Discussion:
[PATCH] [SCSI] sr: Fix multi-drive performance by using per-device mutexes
Otto Meta
2013-01-01 14:20:10 UTC
Permalink
The single mutex for the sr module, introduced as a BKL replacement,
globally serialises all sr ioctls, which hurts multi-drive performance.

This patch replaces sr_mutex with per-device mutexes in struct scsi_cd,
allowing concurrent ioctls on different sr devices.

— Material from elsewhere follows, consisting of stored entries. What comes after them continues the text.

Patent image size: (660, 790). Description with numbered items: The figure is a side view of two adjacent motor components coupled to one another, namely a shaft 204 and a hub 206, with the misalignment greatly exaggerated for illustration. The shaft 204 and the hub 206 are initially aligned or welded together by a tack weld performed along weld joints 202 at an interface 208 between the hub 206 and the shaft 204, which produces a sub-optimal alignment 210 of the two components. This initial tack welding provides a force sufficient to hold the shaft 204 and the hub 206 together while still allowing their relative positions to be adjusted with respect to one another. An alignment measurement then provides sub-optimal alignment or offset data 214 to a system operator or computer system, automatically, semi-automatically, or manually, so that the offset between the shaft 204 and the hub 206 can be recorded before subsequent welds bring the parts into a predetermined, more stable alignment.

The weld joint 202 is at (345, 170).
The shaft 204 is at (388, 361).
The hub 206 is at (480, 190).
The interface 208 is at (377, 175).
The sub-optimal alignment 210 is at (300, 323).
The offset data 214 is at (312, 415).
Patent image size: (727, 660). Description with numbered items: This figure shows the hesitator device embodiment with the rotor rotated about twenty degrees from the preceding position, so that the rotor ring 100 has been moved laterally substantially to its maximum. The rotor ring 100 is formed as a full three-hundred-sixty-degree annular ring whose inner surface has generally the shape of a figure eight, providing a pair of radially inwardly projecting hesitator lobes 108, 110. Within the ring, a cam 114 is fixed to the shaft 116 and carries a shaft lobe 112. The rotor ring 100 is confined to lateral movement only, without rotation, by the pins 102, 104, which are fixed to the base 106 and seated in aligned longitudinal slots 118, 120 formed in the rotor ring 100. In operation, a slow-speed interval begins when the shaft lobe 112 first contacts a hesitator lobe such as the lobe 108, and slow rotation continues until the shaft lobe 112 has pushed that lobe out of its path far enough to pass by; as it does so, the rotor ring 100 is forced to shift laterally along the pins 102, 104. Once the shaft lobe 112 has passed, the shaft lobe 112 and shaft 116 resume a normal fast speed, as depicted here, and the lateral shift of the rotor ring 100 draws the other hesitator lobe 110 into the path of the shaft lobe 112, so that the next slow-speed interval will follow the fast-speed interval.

Signed-off-by: Otto Meta <***@sister-shadow.de>
---

This issue was discussed before, so here are some relevant archived messages:

sr_mutex was introduced as a BKL replacement:
"[PATCH 7/7] block: autoconvert trivial BKL users to private mutex"
https://lkml.org/lkml/2010/9/14/338

The resulting performance penalty was first mentioned here along with an
easy to reproduce demonstration, but apparently received no attention:
"scsi/sr - Impossible to write CDs/DVDs simultaneously (since BKL removal ?)"
https://lkml.org/lkml/2011/10/29/117

A while later, the problem was discussed in this thread:
"[PATCH] [SCSI] sr: fix multi-drive performance, remove BKL replacement"
https://lkml.org/lkml/2012/2/28/230

More discussion in this thread:
"Burning multiple DVDs at one time"
https://lkml.org/lkml/2012/3/15/558

A short summary of the discussion:
- The driver-global mutex serialises all sr ioctls because it's not released
while the calling process sleeps, unlike the BKL.
- This hurts when using multiple drives, such as during burning or raw reads.
- Removing the mutex completely fixes the performance penalty but exposes
some data to race conditions.
- Arnd Bergmann had an idea similar to mine, namely replacing sr_mutex
with a per-device mutex inside of cdrom_device_info. James Bottomley and
Stefan Richter agreed with that:
https://lkml.org/lkml/2012/2/28/312

After running into the issue myself while using the CD recovery program
dvdisaster, I believe the following patch fixes the issue and should
provide the same safety as the previous sr_mutex.

Unlike Arnd's suggestion, this solution places the mutex in struct scsi_cd
and thus only affects the sr driver, not the cdrom driver.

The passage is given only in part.